Но как для каждого Гностика, так и для Иисуса верно следующее: наиболее эффективным актом любви является духовное освобождение, которое приводит к прекращению всех физических и психических страданий. По этой причине, Иисус этих евангелий никогда не будет подходящей фигурой для освобождения теологов. Освобождение, привносимое им, не является политическим или экономическим, но духовным. Однако — и нам определенно стоит помнить об этом — так как это освобождение от мира, а не в мире, это также и окончательное освобождение. И это, безусловно, многого стоит.

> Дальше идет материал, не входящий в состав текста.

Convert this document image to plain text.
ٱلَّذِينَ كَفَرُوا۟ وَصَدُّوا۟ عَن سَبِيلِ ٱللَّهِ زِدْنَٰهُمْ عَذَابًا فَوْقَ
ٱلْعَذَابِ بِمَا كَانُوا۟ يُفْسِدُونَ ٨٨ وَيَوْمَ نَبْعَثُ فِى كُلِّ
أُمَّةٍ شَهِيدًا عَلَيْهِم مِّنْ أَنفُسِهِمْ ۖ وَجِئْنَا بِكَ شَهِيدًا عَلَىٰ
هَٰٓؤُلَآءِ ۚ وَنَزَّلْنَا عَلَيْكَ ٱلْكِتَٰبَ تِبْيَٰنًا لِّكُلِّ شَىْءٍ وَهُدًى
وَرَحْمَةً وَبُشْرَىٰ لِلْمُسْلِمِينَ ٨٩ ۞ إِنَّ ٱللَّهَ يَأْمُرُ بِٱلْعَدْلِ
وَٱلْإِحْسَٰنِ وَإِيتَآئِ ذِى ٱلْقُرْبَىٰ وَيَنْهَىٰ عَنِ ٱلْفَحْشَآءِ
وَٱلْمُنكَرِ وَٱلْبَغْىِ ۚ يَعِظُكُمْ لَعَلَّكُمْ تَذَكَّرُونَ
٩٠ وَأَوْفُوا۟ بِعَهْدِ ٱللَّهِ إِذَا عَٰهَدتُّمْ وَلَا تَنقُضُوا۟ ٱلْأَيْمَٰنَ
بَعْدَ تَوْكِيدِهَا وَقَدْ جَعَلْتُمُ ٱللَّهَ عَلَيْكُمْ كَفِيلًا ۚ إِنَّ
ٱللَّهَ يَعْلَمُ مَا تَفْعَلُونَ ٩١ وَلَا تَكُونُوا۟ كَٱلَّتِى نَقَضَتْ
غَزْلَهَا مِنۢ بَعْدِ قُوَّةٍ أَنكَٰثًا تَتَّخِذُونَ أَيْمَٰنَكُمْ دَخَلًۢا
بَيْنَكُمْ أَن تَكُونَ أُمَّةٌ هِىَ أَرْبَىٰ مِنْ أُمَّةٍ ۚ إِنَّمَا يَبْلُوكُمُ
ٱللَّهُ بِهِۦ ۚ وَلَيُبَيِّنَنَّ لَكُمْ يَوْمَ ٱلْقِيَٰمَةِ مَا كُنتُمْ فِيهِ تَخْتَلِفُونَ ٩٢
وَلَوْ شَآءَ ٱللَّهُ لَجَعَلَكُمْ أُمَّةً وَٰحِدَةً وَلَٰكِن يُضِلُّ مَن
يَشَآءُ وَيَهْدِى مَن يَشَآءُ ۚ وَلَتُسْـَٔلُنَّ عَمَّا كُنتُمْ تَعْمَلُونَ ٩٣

Всегда и везде в коллекции писаний Наг-Хаммади мы находим типичную гностическую связь между собственным «Я» и трансцендентной безликостью — пребывающим духом и Божественностью за пределами эонов. Путь к Божественности лежит через нас. Трактат из коллекции Наг-Хаммади под названием «Поучение Силуана» ясно выражает это:
«Просвети свой ум светом неба, чтобы ты смог отправиться к свету неба. Не уставай стучать в дверь разума и не прекращай ходить по пути Христа. Ходи по нему для того, чтобы ты смог получить отдых от своих мучений».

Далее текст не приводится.